Aalberg brought his Olympic, Paralympic and World Championship “know everyone and know everything” pedigree to the project.


“The Nordic Junior and U23 World Ski Championships are probably the one that’s the most work of any event you can put on” Aalberg explains. “I’ve done Olympic Games, but I had a staff of over 200 people reporting to me. I was in charge of Callaghan Valley, (for the 2010 Vancouver Winter Games), all the venues up there, and had a huge staff and 2,500 volunteers.


“But for the Nordic Junior and U23 World Ski Championships… “there are more athletes and coaches than an Olympics, yet almost the same number of events with far less staff.


“It all depends on your budget and the available human resources. “Obviously without Reid and his family’s contribution, these events wouldn’t have happened. We all know that.” said Aalberg.


The list of invaluable people who committed to the project is lengthy: Norman Laube (Black Tusk Nordic Events Society Chair), Jake Weaver (chief of competition), Rick Smith (chief of ski jumping), Morna Fraser (volunteer co-ordinator), Nancy Richard (marketing and communications), Dirk Rohde (venue operations), Cynthia Sully (special events co-ordinator), Tim Hope and Nadine Brandt (Whistler Olympic Park liaisons), Shera Clement (finance director), Ian Lowe (accommodation), and so many more.


“It’s an experienced and talented pool around the Vancouver-Whistler area that you can call on,” praises Carter. “A National Championship? No problem. A World Junior and U23 Championships? No problem.”


That degree of care and commitment resonated with everyone gathered at Whistler. The reviews during and after the event? Unanimous raves.


“For me, I talk to the teams and the coaches and by the looks on their faces, I know the truth,’ says Aalberg. “By that, I can tell if it’s been good or not. I trust them. And at those Championships those faces told me: ‘This is one of the best.’”
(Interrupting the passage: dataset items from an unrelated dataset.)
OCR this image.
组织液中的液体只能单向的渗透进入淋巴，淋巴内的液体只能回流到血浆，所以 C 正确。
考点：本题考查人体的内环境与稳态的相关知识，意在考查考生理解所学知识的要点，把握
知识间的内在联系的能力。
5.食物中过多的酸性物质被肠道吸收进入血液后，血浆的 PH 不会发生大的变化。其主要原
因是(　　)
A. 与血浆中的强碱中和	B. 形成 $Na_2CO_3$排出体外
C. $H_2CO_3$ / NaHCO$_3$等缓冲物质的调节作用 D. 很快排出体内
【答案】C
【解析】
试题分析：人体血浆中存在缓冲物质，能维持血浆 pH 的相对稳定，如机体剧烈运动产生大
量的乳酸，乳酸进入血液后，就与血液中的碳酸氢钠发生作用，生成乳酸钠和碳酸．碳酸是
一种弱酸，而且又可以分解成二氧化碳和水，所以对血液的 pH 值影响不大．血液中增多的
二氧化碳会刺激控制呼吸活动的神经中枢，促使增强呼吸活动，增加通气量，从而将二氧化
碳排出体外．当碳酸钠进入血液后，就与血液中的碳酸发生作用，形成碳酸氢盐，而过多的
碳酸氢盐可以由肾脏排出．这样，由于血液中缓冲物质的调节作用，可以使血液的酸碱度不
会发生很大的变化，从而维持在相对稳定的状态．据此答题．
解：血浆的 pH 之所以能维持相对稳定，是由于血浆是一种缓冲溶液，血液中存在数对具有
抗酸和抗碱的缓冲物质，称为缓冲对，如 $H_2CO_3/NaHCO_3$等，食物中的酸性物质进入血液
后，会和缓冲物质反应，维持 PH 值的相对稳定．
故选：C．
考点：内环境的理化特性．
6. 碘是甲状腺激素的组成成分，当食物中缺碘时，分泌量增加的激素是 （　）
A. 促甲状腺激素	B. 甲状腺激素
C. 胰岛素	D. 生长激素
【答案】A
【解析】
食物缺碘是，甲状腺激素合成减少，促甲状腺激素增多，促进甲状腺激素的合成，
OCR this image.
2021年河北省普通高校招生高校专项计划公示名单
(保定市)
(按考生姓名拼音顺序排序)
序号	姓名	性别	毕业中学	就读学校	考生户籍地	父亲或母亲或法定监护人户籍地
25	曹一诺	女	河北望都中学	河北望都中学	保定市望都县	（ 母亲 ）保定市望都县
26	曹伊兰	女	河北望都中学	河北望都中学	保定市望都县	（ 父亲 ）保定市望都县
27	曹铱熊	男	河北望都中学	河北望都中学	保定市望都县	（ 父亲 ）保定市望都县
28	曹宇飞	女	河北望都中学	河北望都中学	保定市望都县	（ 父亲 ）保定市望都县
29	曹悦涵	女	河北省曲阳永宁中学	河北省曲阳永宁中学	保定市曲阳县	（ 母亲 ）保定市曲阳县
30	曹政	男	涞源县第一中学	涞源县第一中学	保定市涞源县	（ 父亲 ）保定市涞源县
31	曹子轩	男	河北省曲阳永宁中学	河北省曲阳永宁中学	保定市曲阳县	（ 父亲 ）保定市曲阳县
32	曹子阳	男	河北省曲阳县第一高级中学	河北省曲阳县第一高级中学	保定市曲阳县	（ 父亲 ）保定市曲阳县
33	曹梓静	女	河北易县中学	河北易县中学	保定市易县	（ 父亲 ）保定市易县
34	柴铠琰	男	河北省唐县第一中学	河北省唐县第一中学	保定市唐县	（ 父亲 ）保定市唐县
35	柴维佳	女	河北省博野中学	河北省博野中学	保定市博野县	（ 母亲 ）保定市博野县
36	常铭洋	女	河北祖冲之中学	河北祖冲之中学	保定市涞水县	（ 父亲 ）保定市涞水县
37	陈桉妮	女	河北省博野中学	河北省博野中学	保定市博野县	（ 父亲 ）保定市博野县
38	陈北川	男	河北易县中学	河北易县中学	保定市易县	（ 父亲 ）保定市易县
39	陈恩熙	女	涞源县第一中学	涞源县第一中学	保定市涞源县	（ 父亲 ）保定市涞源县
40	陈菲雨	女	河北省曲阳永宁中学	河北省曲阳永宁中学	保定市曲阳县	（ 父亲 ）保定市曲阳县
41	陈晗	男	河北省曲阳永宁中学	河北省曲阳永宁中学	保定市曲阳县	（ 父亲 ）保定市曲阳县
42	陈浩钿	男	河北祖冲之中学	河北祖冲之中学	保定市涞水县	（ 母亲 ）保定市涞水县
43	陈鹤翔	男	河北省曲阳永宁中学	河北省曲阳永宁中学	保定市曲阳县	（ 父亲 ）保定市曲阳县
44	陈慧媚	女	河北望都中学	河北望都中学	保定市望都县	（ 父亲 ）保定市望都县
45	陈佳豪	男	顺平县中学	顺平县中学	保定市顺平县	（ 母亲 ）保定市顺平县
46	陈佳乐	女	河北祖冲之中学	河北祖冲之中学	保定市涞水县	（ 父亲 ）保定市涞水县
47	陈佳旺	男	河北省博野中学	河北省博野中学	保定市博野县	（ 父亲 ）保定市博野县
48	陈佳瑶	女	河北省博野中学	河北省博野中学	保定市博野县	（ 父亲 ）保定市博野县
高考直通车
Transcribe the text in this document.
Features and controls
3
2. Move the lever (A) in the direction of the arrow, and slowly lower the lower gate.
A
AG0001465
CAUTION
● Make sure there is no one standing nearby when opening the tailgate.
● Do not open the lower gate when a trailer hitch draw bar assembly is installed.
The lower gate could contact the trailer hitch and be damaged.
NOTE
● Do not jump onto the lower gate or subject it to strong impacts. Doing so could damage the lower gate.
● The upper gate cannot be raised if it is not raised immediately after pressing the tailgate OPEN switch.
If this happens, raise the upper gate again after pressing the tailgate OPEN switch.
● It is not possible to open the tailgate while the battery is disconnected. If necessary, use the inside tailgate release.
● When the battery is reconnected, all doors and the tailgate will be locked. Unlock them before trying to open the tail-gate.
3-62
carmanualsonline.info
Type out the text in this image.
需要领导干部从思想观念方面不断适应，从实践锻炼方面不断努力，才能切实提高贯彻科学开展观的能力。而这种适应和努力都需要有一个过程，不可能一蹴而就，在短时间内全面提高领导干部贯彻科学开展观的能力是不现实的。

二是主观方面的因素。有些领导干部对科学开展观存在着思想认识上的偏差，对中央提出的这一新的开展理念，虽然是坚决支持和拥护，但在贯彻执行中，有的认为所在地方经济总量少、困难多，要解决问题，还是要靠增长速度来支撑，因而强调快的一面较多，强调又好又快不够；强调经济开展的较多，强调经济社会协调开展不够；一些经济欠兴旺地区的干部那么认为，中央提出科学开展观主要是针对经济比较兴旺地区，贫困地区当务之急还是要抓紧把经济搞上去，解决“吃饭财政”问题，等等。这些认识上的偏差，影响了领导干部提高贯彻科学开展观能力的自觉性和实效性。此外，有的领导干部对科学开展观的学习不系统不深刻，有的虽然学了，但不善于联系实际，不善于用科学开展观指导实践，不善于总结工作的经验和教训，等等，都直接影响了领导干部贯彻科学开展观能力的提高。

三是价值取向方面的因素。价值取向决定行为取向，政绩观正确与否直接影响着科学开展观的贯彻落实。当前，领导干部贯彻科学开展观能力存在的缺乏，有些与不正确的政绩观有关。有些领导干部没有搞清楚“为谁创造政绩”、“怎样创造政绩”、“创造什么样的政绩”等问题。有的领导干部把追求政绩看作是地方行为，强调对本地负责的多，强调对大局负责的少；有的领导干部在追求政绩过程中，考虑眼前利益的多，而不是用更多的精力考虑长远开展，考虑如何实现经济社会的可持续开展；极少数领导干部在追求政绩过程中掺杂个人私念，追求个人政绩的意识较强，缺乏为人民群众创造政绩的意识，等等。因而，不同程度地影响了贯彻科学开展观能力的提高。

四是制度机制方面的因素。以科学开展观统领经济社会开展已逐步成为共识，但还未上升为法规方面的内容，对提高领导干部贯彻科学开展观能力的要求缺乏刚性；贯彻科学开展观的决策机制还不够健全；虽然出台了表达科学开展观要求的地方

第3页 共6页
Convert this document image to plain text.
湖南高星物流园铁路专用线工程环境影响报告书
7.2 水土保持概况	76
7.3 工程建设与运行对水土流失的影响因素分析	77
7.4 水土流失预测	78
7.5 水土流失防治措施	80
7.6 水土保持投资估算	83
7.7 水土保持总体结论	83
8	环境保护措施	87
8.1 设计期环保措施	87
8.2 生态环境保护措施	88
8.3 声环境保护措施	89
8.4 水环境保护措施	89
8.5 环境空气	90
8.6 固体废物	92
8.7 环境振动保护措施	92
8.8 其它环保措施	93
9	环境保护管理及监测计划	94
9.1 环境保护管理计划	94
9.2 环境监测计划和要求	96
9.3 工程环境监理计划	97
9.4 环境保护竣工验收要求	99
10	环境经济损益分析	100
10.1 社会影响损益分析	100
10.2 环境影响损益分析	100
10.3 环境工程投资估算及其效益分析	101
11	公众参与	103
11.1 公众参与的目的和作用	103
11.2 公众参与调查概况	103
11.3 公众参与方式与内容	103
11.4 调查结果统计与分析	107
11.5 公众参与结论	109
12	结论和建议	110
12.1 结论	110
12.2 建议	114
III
Rémi Drolet, Sasha Masson, Jasmine Lyons, and Liliane Gagnon celebrate a fifth-place finish in the Mixed Team Relay


“That’s what you have to do at a big international event. That human feeling we all strive for – to have a good time, the people you meet, the friendships you make, to think we’ve helped out in making a difference at an event for the people on hand competing or those watching.”


The importance of hosting large international events on Canadian snow can’t be understated.


“These events are so great for training coaches, building programs, and developing athletes…” “I think everyone is keen to know what the next one is.” says Carter.


In recognition of their support of cross-country skiing in Canada, Nordiq Canada is introducing the Reid and Laura Carter Award to honour all they have done in nurturing the talents of development athletes. The award will be presented to the top U20 male and female aggregate winners at the Canadian Ski Nationals starting in March of 2025.


When asked about his future plans to continue to support athlete development in the ski community, Carters response is resolute:


“I’ll definitely continue. I’m still chairing Cross Country B.C. We hosted a Teck B.C. Cup this year and will likely have Westerns next year. I’ve been involved in youth and development sports my whole life.


“And I’ve been incredibly fortunate. I’m not done yet but I’m very happy to be able to give back.”